Dive, thoughts, down to my soul: here
Clarence comes.


Name of play: Love Labour’s lost
Plot: A King and his lords form an austere academy, swearing to have no contact with women for three years. But when the Princess of neighbouring France arrives with her female attendants, their pledge is quickly placed under strain. Soon all are in smitten and confusion abounds, as each struggles to secretly declare his love in this comedy of deception, desire and mistaken identity.
Character: Berowne
Monologue:
And I, forsooth, in love!
I, that have been love's whip,
A very beadle to a humorous sigh,
A critic, nay, a night-watch constable,
A domineering pedant o'er the boy,
Than whom no mortal so magnificent.
This wimpled, whining, purblind, wayward boy,
This signor-junior, giant-dwarf, Dan Cupid,
Regent of love-rimes, lord of folded arms,
The anointed sovereign of sighs and groans,
Liege of all loiterers and malcontents,
Dread prince of plackets, king of codpieces,
Sole imperator and great general
Of trotting paritors -- O my little heart!

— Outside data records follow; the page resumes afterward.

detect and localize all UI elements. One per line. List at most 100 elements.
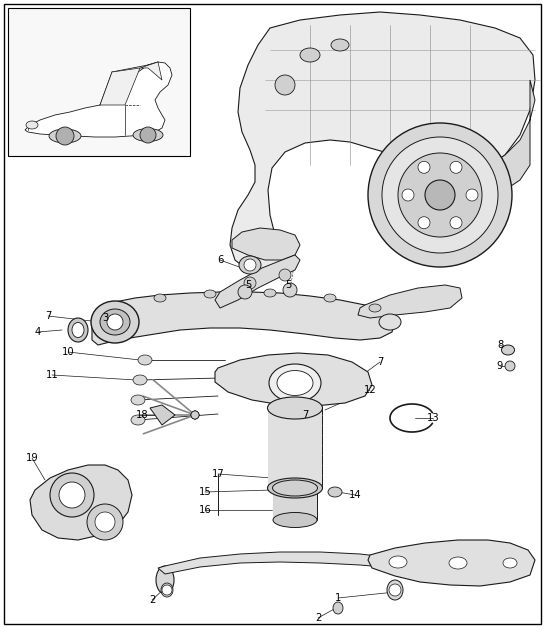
Circle shape <box>191 411 199 419</box>
Ellipse shape <box>156 566 174 594</box>
Text: 8: 8 <box>497 340 503 350</box>
Polygon shape <box>158 552 420 574</box>
Ellipse shape <box>268 478 323 498</box>
Bar <box>8 8 190 156</box>
Circle shape <box>368 123 512 267</box>
Ellipse shape <box>268 397 323 419</box>
Ellipse shape <box>154 294 166 302</box>
Ellipse shape <box>26 121 38 129</box>
Polygon shape <box>92 292 395 345</box>
Text: 9: 9 <box>497 361 503 371</box>
Circle shape <box>56 127 74 145</box>
Circle shape <box>418 217 430 229</box>
Ellipse shape <box>379 314 401 330</box>
Polygon shape <box>215 353 372 406</box>
Ellipse shape <box>269 364 321 402</box>
Text: 2: 2 <box>149 595 155 605</box>
Polygon shape <box>140 62 162 80</box>
Ellipse shape <box>131 395 145 405</box>
Ellipse shape <box>300 48 320 62</box>
Ellipse shape <box>68 318 88 342</box>
Circle shape <box>275 75 295 95</box>
Ellipse shape <box>324 294 336 302</box>
Circle shape <box>191 411 199 419</box>
Circle shape <box>191 411 199 419</box>
Text: 7: 7 <box>377 357 383 367</box>
Ellipse shape <box>387 580 403 600</box>
Polygon shape <box>30 465 132 540</box>
Circle shape <box>450 161 462 173</box>
Text: 14: 14 <box>349 490 361 500</box>
Polygon shape <box>368 540 535 586</box>
Circle shape <box>191 411 199 419</box>
Circle shape <box>279 269 291 281</box>
Text: 10: 10 <box>62 347 74 357</box>
Circle shape <box>382 137 498 253</box>
Ellipse shape <box>333 602 343 614</box>
Ellipse shape <box>91 301 139 343</box>
Circle shape <box>450 217 462 229</box>
Text: 16: 16 <box>198 505 211 515</box>
Ellipse shape <box>501 345 514 355</box>
Circle shape <box>244 259 256 271</box>
Text: 18: 18 <box>136 410 148 420</box>
Polygon shape <box>490 80 535 195</box>
Circle shape <box>162 585 172 595</box>
Circle shape <box>418 161 430 173</box>
Circle shape <box>238 285 252 299</box>
Ellipse shape <box>503 558 517 568</box>
Ellipse shape <box>100 309 130 335</box>
Circle shape <box>389 584 401 596</box>
Text: 12: 12 <box>364 385 377 395</box>
Text: 3: 3 <box>102 313 108 323</box>
Ellipse shape <box>72 323 84 337</box>
Circle shape <box>244 277 256 289</box>
Polygon shape <box>232 228 300 260</box>
Ellipse shape <box>204 290 216 298</box>
Polygon shape <box>358 285 462 318</box>
Text: 4: 4 <box>35 327 41 337</box>
Ellipse shape <box>264 289 276 297</box>
Text: 1: 1 <box>335 593 341 603</box>
Circle shape <box>59 482 85 508</box>
Circle shape <box>398 153 482 237</box>
Circle shape <box>402 189 414 201</box>
Text: 2: 2 <box>315 613 321 623</box>
Ellipse shape <box>49 129 81 143</box>
Text: 13: 13 <box>427 413 439 423</box>
Text: 19: 19 <box>26 453 38 463</box>
Text: 7: 7 <box>45 311 51 321</box>
Circle shape <box>425 180 455 210</box>
Polygon shape <box>100 68 140 105</box>
Bar <box>273 490 317 520</box>
Ellipse shape <box>272 480 318 496</box>
Ellipse shape <box>239 256 261 274</box>
Ellipse shape <box>389 556 407 568</box>
Circle shape <box>466 189 478 201</box>
Polygon shape <box>25 62 172 137</box>
Ellipse shape <box>331 39 349 51</box>
Ellipse shape <box>328 487 342 497</box>
Circle shape <box>107 314 123 330</box>
Ellipse shape <box>133 375 147 385</box>
Text: 7: 7 <box>302 410 308 420</box>
Circle shape <box>283 283 297 297</box>
Bar <box>268 408 322 488</box>
Text: 5: 5 <box>285 280 291 290</box>
Text: 5: 5 <box>245 280 251 290</box>
Ellipse shape <box>138 355 152 365</box>
Ellipse shape <box>449 557 467 569</box>
Polygon shape <box>230 12 535 275</box>
Circle shape <box>505 361 515 371</box>
Ellipse shape <box>369 304 381 312</box>
Circle shape <box>50 473 94 517</box>
Ellipse shape <box>131 415 145 425</box>
Ellipse shape <box>273 512 317 528</box>
Text: 15: 15 <box>198 487 211 497</box>
Ellipse shape <box>133 129 163 141</box>
Text: 6: 6 <box>217 255 223 265</box>
Circle shape <box>87 504 123 540</box>
Circle shape <box>95 512 115 532</box>
Polygon shape <box>215 255 300 308</box>
Ellipse shape <box>161 583 173 597</box>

And I to be a corporal of his field,
And wear his colors like a tumbler's hoop!
What? I love, I sue, I seek a wife!
A woman that is like a German clock,
Still a-repairing, ever out of frame,
And never going aright, being a watch,
But being watched that it may still go right!
Nay, to be perjured, which is worst of all;
And, among three, to love the worst of all;
A whitely wanton with a velvet brow,
With two pitch balls stuck in her face for eyes.
Ay, and, by heaven, one that will do the deed,
Though Argus were her eunuch and her guard.
And I to sigh for her, to watch for her,
To pray for her! Go to, it is a plague
That Cupid will impose for my neglect
Of his almighty dreadful little might.